With the Christmas-New Year holidays all done and dusted, it might be time to put some sustained effort into work needing to be done.
A while ago I was talking to an agronomist in Katanning, down in the Great Southern of Western Australia.
I had to time my call just right, because normally this chap was two hours behind me — time wise. When I went to check a few details with him on Monday he was suddenly three hours behind me.
Actually, I didn't know if he was going to be in at all because at the time I had forgotten Monday was Labour Day. But no, there he was, bright eyed and bushy tailed. I commiserated with him for having to work on a public holiday.
“Oh, no Col, last Monday was the public holiday,” he told me. "So you had Labour Day last week?" I checked.
“No, no." He said, sounding a tad confused himself. "It was the Queen's birthday holiday last Monday.”
“Queen's birthday,” I laughed. "The Queen's birthday holiday is in June, everyone knows that.”
This conversation was quickly going nowhere so I got the other question about my crops cleaned up and rang off.
And immediately grabbed the calendar the missus always hangs in the kitchen with a little ceremony every January 1.
Sure enough, WA — and Queensland — don't have the same Queen's birthday as the rest of the country.
Kind of figures, if you think about it, with those secessionists. But it got worse.
That night I was laughing about it to the daughter who lives in Adelaide. And she told me on Saturday night she was half-an-hour behind Queensland and on Sunday morning she was half-an-hour ahead — and would be for the next six months.
Well, even allowing for those strange Sandgropers, it seems the rest of the country can't get organised either.
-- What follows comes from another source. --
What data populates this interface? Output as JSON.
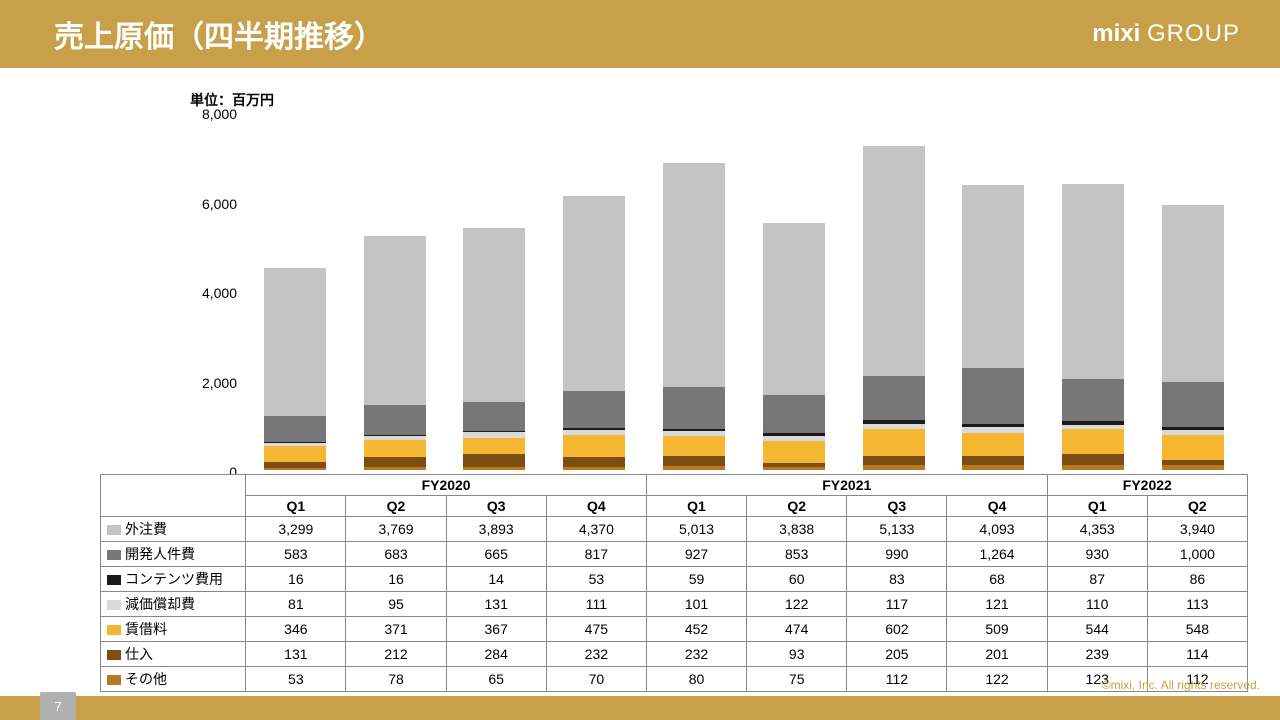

I mean think about it, we can't get a national football code organised (despite assorted rugbies and the AFL thinking they have pulled it off). Soccer, of course, only counts if we get a team in the World Cup. Otherwise it doesn't count at all.
What's worse, we can't even get our racehorses to run the same way (but we Victorians do get a public holiday for the cup and now for the eve of the grand final. Next it will be one for Mad Monday).
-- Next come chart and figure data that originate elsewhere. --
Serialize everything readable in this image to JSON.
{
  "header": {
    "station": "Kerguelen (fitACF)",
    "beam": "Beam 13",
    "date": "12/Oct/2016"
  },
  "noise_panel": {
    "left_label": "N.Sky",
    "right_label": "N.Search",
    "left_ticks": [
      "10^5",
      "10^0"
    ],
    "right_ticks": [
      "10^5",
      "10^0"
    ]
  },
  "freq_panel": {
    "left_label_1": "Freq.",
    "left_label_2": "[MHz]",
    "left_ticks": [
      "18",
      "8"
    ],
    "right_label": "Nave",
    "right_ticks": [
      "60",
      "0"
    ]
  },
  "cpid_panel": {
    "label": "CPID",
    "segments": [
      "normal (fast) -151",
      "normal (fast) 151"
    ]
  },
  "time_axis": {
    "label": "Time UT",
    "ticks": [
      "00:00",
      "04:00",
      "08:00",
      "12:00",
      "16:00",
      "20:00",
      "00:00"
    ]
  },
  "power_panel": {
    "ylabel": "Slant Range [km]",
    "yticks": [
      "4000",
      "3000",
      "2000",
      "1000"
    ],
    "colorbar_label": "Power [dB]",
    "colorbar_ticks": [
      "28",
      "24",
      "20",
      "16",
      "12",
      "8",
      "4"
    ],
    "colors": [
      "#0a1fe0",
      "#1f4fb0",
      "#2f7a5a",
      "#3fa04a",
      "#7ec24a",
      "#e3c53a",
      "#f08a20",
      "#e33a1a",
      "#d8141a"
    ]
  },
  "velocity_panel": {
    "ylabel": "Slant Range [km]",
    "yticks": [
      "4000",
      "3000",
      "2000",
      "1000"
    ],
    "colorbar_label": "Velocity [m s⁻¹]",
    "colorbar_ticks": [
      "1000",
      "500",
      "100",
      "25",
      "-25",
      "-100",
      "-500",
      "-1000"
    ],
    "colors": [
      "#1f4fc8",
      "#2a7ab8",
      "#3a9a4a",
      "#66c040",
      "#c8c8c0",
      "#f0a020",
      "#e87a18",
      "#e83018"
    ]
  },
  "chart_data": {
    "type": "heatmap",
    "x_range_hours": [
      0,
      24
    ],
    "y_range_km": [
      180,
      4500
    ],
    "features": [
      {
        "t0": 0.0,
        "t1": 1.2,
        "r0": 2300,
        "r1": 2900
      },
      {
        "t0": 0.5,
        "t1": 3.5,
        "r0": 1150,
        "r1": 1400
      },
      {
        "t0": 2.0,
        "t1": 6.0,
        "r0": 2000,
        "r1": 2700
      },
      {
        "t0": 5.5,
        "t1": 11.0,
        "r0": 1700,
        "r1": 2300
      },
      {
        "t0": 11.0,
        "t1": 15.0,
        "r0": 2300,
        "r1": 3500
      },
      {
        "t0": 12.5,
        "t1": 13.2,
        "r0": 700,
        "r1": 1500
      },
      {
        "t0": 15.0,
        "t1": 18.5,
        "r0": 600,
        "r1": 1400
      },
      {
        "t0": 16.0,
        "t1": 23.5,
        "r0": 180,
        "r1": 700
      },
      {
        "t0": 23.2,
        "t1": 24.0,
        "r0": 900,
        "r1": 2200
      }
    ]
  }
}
If it weren't for farmers, the salt of the earth, I guarantee some of these people couldn't organise a hangover in a hotel.
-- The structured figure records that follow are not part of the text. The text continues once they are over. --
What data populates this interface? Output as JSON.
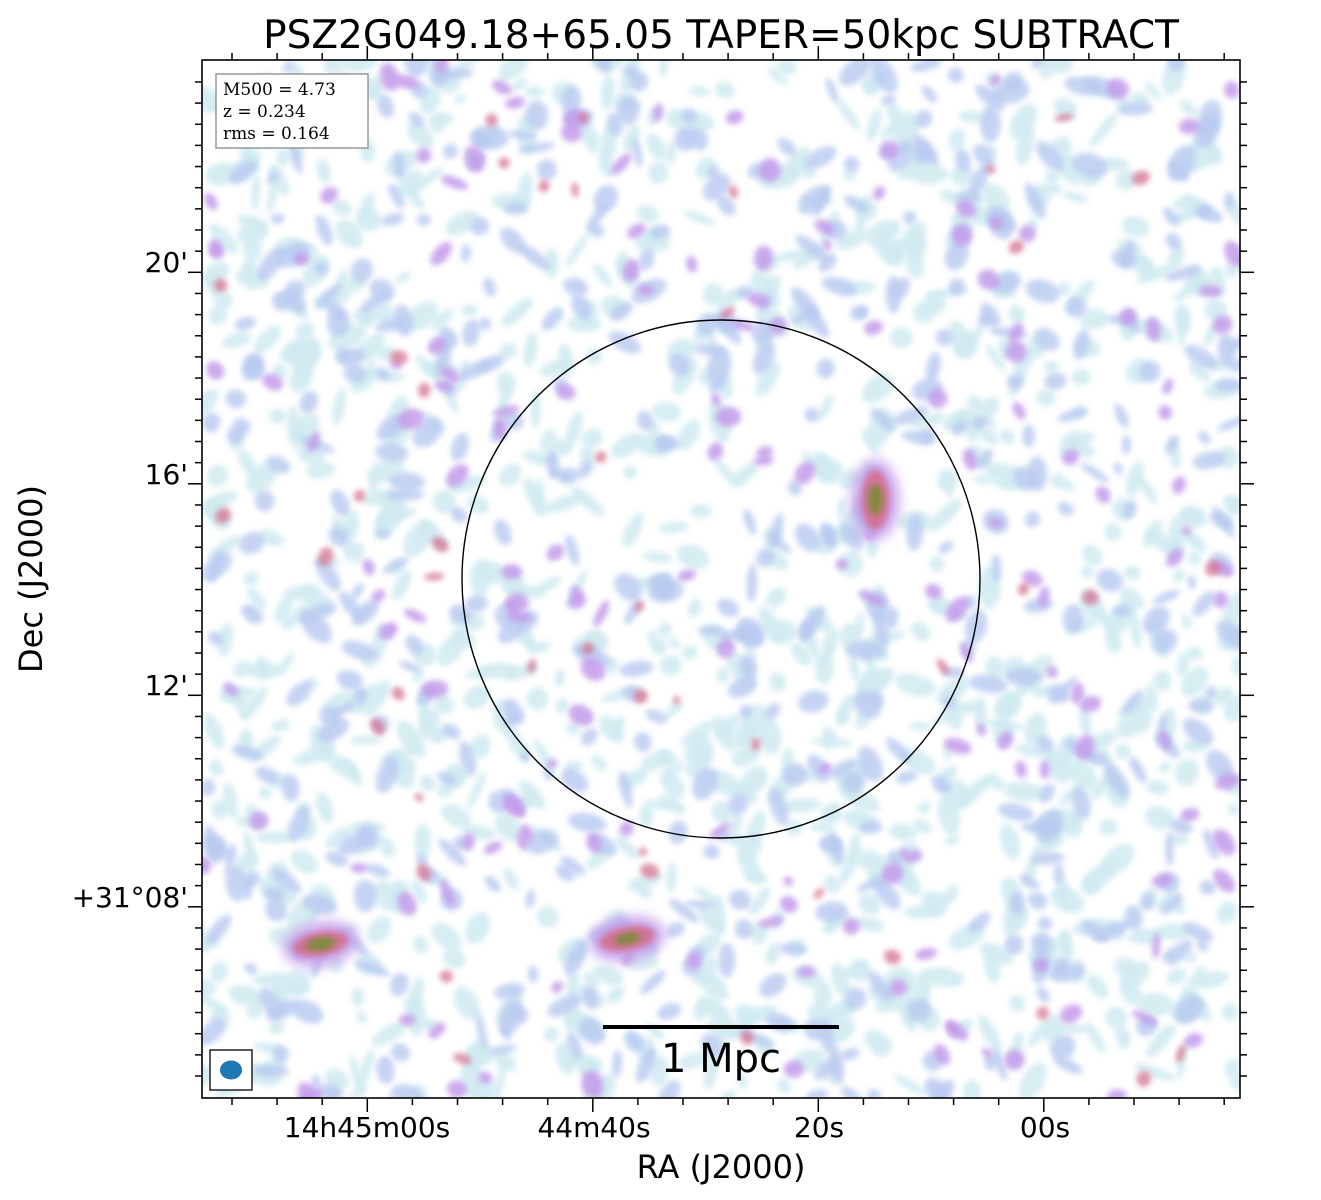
{
  "chart_data": {
    "type": "heatmap",
    "title": "PSZ2G049.18+65.05 TAPER=50kpc SUBTRACT",
    "xlabel": "RA (J2000)",
    "ylabel": "Dec (J2000)",
    "x_ticks": [
      "14h45m00s",
      "44m40s",
      "20s",
      "00s"
    ],
    "y_ticks": [
      "20'",
      "16'",
      "12'",
      "+31°08'"
    ],
    "info_box": {
      "m500": "M500 = 4.73",
      "z": "z = 0.234",
      "rms": "rms = 0.164"
    },
    "scale_bar_label": "1 Mpc",
    "colors": {
      "low": "#cfeaf0",
      "mid_low": "#b8c9f0",
      "mid": "#c39bea",
      "high": "#d4708f",
      "peak": "#7e8a3a",
      "beam": "#1f77b4",
      "circle": "#000000"
    },
    "sources": [
      {
        "name": "peak-left",
        "ra_s": 64.2,
        "dec_arcmin": 7.3,
        "level": 1.0
      },
      {
        "name": "peak-right",
        "ra_s": 15.0,
        "dec_arcmin": 15.7,
        "level": 0.95
      },
      {
        "name": "peak-bottom",
        "ra_s": 37.0,
        "dec_arcmin": 7.4,
        "level": 0.85
      }
    ],
    "grid": false
  }
}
So with a whole public holiday to sit and mull (stop laughing, I was sitting and had told the sons it was their turn to draw the short straw) I still couldn't find an answer.
Because the ‘Gropers have their Queen's birthday in September. The banana benders had theirs last week and the real world has theirs in June.
The Queen, of course, actually has hers on April 21, but even I can understand the need for a standardised monarchical holiday for the Empire.
So I kept leafing through the calendar and one after the other I found there were holidays all over the place.
No wonder the economy never gets anything done. Someone is always on bloody holidays.
And that doesn't even take into account the public servants (the ultimate oxymoron), who are always on bloody taxpayer-funded holidays.
From January to November it was just a shambles of national discord. But with shaking hands I stopped at December and carefully returned the calendar to the wall.
I just wasn't game to see if someone had moved Christmas.